The Supreme Court has never addressed whether vaccine mandates have to provide religious exemptions, said Lindsay Wiley, a public health law professor at American University Washington College of Law. If the conservative court does address the question, the justices could block some mandates in one of the only places they’re legally vulnerable.
State supreme courts and federal courts have typically allowed vaccine mandates without religious exemptions, but medical and religious exemptions are fairly standard for Covid-19 vaccine mandates.
The New York case is “a complete outlier,” said Lawrence Gostin, a public health and law professor at Georgetown University.
The language of the Maine and New York mandates is similar, so the different rulings stem from the judges’ different interpretations of the law, Wiley said. The sticking point is defining “what freedom of religion requires,” which is protected under the First Amendment, Wiley said.
The employees in both cases have claimed that a vaccine mandate discriminates against employees on the basis of religion because Covid-19 vaccines use fetal stem cell research.

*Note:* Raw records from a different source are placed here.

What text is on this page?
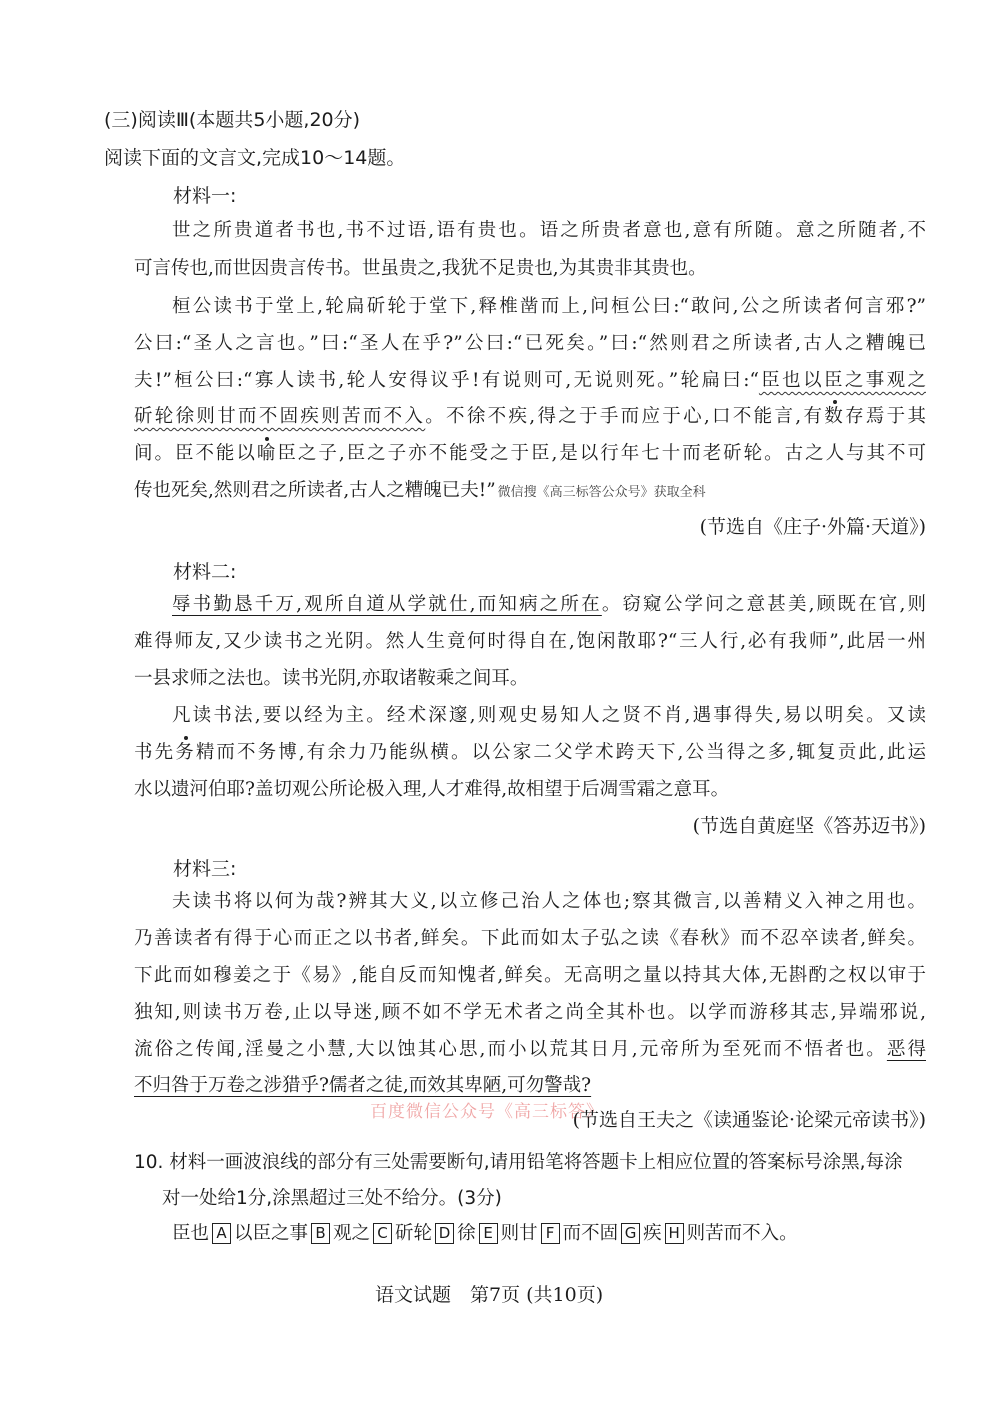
(三)阅读Ⅲ(本题共5小题,20分)
阅读下面的文言文,完成10～14题。
材料一:
世之所贵道者书也,书不过语,语有贵也。语之所贵者意也,意有所随。意之所随者,不
可言传也,而世因贵言传书。世虽贵之,我犹不足贵也,为其贵非其贵也。
桓公读书于堂上,轮扁斫轮于堂下,释椎凿而上,问桓公曰:“敢问,公之所读者何言邪?”
公曰:“圣人之言也。”曰:“圣人在乎?”公曰:“已死矣。”曰:“然则君之所读者,古人之糟魄已
夫!”桓公曰:“寡人读书,轮人安得议乎!有说则可,无说则死。”轮扁曰:“臣也以臣之事观之
斫轮徐则甘而不固疾则苦而不入。不徐不疾,得之于手而应于心,口不能言,有数存焉于其
间。臣不能以喻臣之子,臣之子亦不能受之于臣,是以行年七十而老斫轮。古之人与其不可
传也死矣,然则君之所读者,古人之糟魄已夫!” 微信搜《高三标答公众号》获取全科
(节选自《庄子·外篇·天道》)
材料二:
辱书勤恳千万,观所自道从学就仕,而知病之所在。窃窥公学问之意甚美,顾既在官,则
难得师友,又少读书之光阴。然人生竟何时得自在,饱闲散耶?“三人行,必有我师”,此居一州
一县求师之法也。读书光阴,亦取诸鞍乘之间耳。
凡读书法,要以经为主。经术深邃,则观史易知人之贤不肖,遇事得失,易以明矣。又读
书先务精而不务博,有余力乃能纵横。以公家二父学术跨天下,公当得之多,辄复贡此,此运
水以遗河伯耶?盖切观公所论极入理,人才难得,故相望于后凋雪霜之意耳。
(节选自黄庭坚《答苏迈书》)
材料三:
夫读书将以何为哉?辨其大义,以立修己治人之体也;察其微言,以善精义入神之用也。
乃善读者有得于心而正之以书者,鲜矣。下此而如太子弘之读《春秋》而不忍卒读者,鲜矣。
下此而如穆姜之于《易》,能自反而知愧者,鲜矣。无高明之量以持其大体,无斟酌之权以审于
独知,则读书万卷,止以导迷,顾不如不学无术者之尚全其朴也。以学而游移其志,异端邪说,
流俗之传闻,淫曼之小慧,大以蚀其心思,而小以荒其日月,元帝所为至死而不悟者也。恶得
不归咎于万卷之涉猎乎?儒者之徒,而效其卑陋,可勿警哉?
百度微信公众号《高三标答》
(节选自王夫之《读通鉴论·论梁元帝读书》)
10. 材料一画波浪线的部分有三处需要断句,请用铅笔将答题卡上相应位置的答案标号涂黑,每涂
对一处给1分,涂黑超过三处不给分。(3分)
臣也 A 以臣之事 B 观之 C 斫轮 D 徐 E 则甘 F 而不固 G 疾 H 则苦而不入。
语文试题　第7页 (共10页)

Title VII of the Civil Rights Act of 1964 prohibits employers from discriminating against employees based on religion, meaning they must “reasonably accommodate sincerely held religious beliefs,” said Domenique Camacho Moran, a partner at Farrell Fritz who represents employers on labor matters. Title VII also protects employees from discrimination based on race, color, sex, and national origin.
New York’s mandate “essentially made those employers say ‘we can’t do anything,’” Moran said, so the court’s decision means that employers once again need to make reasonable accommodations.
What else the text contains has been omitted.